Very little is done about it. There is neither a clear nor coordinated programme to address this expected epidemic and CAD is regarded as an expensive disease, confined to Caucasians in the industrialised world. “We are ignoring alarming statistics about incidences of adult obesity, diabetes and endemic hypertension in our black population and a rising incidence of coronary artery interventions and incidents in our indigenous population,” Prof. Smit says.

Outside South Africa – with 44 units – very few units (about seven) perform low volumes of basic cardiac surgery. The South African units at all academic institutions are under severe threat and about 70% of cardiac procedures are performed in the private sector.

He says the main challenge in Africa has become sustainability, which needs to be addressed through education. Cardiothoracic surgery must become part of everyday surgery in Africa through alternative education programmes. That will make this specialty relevant at all levels of healthcare and it must be involved in resource allocation to medicine in general and cardiothoracic surgery specifically.

The African surgeon should make the maximum impact at the lowest possible cost to as many people in a society as possible. “Our training in fields like intensive care and insight into pulmonology, gastroenterology and cardiology give us the possibility of expanding our roles in African medicine. We must also remember that we are trained physicians as well.

“Should people die or suffer tremendously while we can train a group of surgical specialists or retraining general surgeons to expand our impact on cardiothoracic disease in Africa using available technology maybe more creatively? We have made great progress in establishing an African School for Cardiothoracic Surgery.”

Prof. Smit also highlighted the role of the annual Hannes Meyer National Registrar Symposium that culminated in having an eight-strong international panel sponsored by the ICC of EACTS to present a scientific course as well as advanced surgical techniques in conjunction with the Hannes Meyer Symposium in 2010.

Prof. Smit says South Africa is fast becoming the driving force in cardiothoracic surgery in Africa. South Africa is the only country that has the knowledge, technology and skills base to act as the springboard for the development of cardiothoracic surgery in Africa.

South Africa, however, is experiencing its own problems. Mortality has doubled in the years from 1997 to 2005 and half the population in the Free State dies between 40 to 44 years of age.

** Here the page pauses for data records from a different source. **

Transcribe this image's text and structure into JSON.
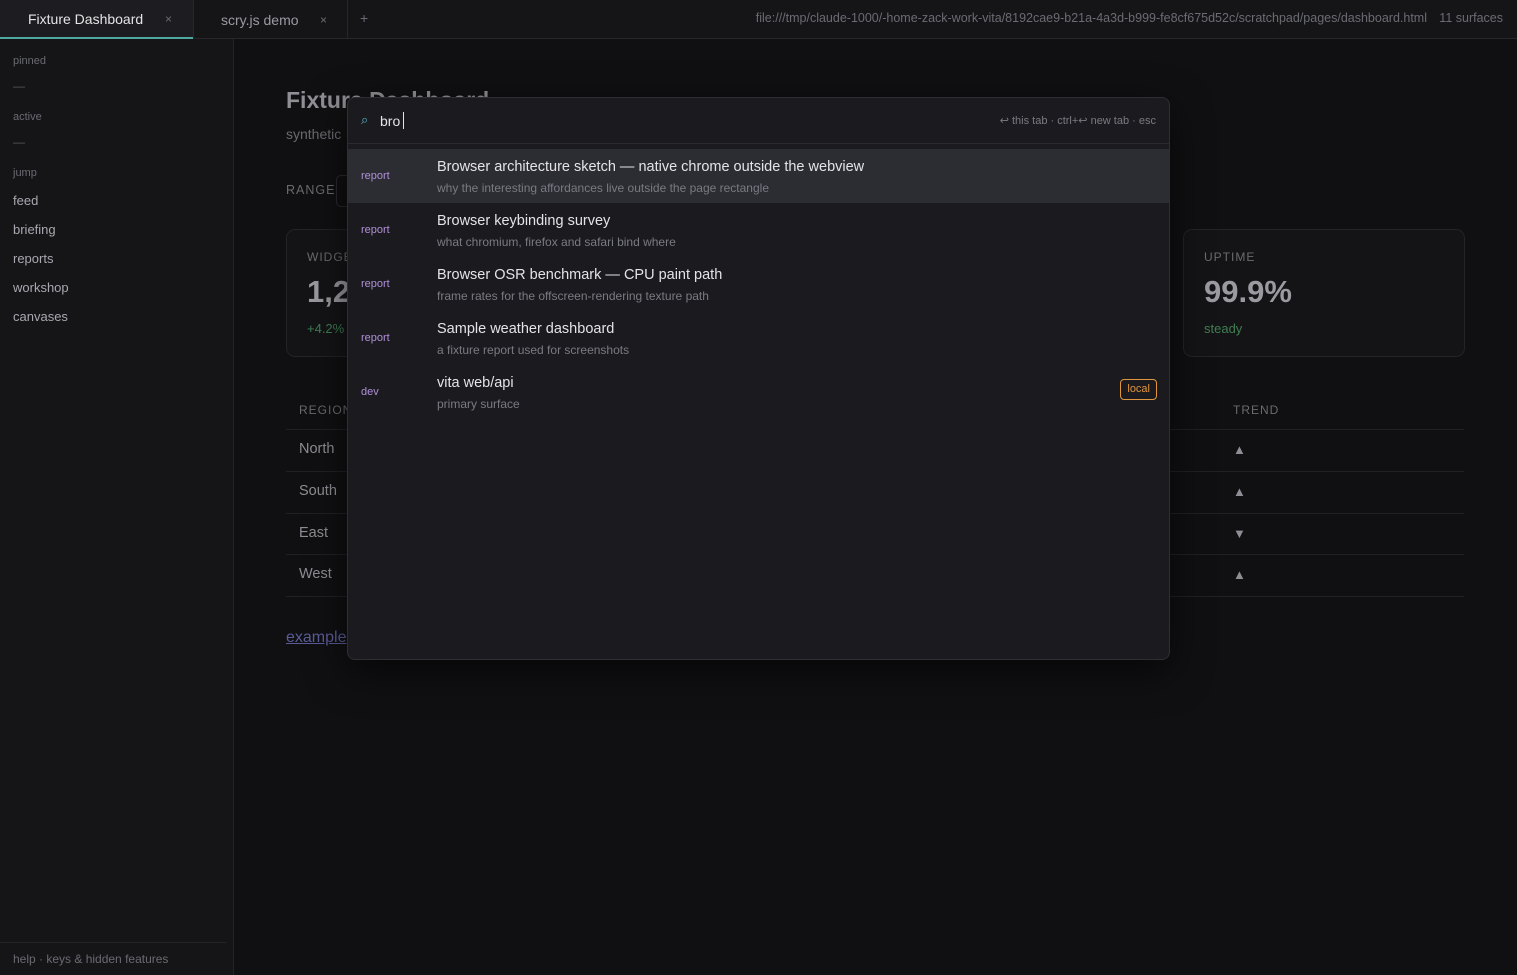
{
  "tabs": [
    {
      "title": "Fixture Dashboard",
      "close": "×"
    },
    {
      "title": "scry.js demo",
      "close": "×"
    }
  ],
  "new_tab": "+",
  "address": {
    "url": "file:///tmp/claude-1000/-home-zack-work-vita/8192cae9-b21a-4a3d-b999-fe8cf675d52c/scratchpad/pages/dashboard.html",
    "surfaces": "11 surfaces"
  },
  "sidebar": {
    "pinned_label": "pinned",
    "pinned_empty": "—",
    "active_label": "active",
    "active_empty": "—",
    "jump_label": "jump",
    "items": [
      {
        "label": "feed"
      },
      {
        "label": "briefing"
      },
      {
        "label": "reports"
      },
      {
        "label": "workshop"
      },
      {
        "label": "canvases"
      }
    ],
    "footer": "help · keys & hidden features"
  },
  "dashboard": {
    "title": "Fixture Dashboard",
    "subtitle": "synthetic",
    "range_label": "RANGE",
    "cards": [
      {
        "label": "WIDGE",
        "value": "1,2",
        "delta": "+4.2%"
      },
      {
        "label": "UPTIME",
        "value": "99.9%",
        "delta": "steady"
      }
    ],
    "columns": {
      "region": "REGION",
      "trend": "TREND"
    },
    "rows": [
      {
        "region": "North",
        "trend": "▲"
      },
      {
        "region": "South",
        "trend": "▲"
      },
      {
        "region": "East",
        "trend": "▼"
      },
      {
        "region": "West",
        "trend": "▲"
      }
    ],
    "link": "example"
  },
  "palette": {
    "search_icon": "⌕",
    "query": "bro",
    "hints": "↩ this tab  ·  ctrl+↩ new tab  ·  esc",
    "results": [
      {
        "kind": "report",
        "title": "Browser architecture sketch — native chrome outside the webview",
        "desc": "why the interesting affordances live outside the page rectangle"
      },
      {
        "kind": "report",
        "title": "Browser keybinding survey",
        "desc": "what chromium, firefox and safari bind where"
      },
      {
        "kind": "report",
        "title": "Browser OSR benchmark — CPU paint path",
        "desc": "frame rates for the offscreen-rendering texture path"
      },
      {
        "kind": "report",
        "title": "Sample weather dashboard",
        "desc": "a fixture report used for screenshots"
      },
      {
        "kind": "dev",
        "title": "vita web/api",
        "desc": "primary surface",
        "badge": "local"
      }
    ]
  },
  "colors": {
    "accent": "#4fa8a0",
    "kind": "#b08fd8",
    "badge": "#e0953f",
    "positive": "#3f7f52",
    "link": "#5a5c98"
  }
}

“If we do not need health professionals to determine the quality and quantity of service delivery to the population and do not want to involve them in this process, we can get rid of them, but then the political leaders making that decision must accept responsibility for the clinical outcomes and life expectancies of their fellow citizens.

“We surely cannot expect to impose the same medical legal principles on professionals working in unsafe hospitals and who have complained and made authorities aware of these conditions than upon those working in functional institutions. Either fixes the institutions or indemnifies medical personnel working in these conditions and defends the decision publicly.

“Why do I have to choose the three out of four patients that cannot have a lifesaving operation and will have to die on their own while the system pretends to deliver treatment to all?”

Prof. Smit says developing a service package with guidelines in the public domain will go a long way towards addressing this issue. It is also about time that we have to admit that things are simply not the same. Standards are deteriorating and training outcomes are or will be affected.

The people who make decisions that affect healthcare service delivery and outcomes, the quality of training platforms and research, in a word, the future of South African medicine, firstly need rules and boundaries. He also suggested that maybe the government should develop health policy in the public domain and then outsource healthcare delivery to people who can actually deliver including thousands of experts employed but ignored by the State at present.

“It is time that we all have to accept our responsibilities at all levels… and act decisively on matters that will determine the quality and quantity of medical care for this and future generations in South Africa and Africa. Time is running out,” Prof. Smit says.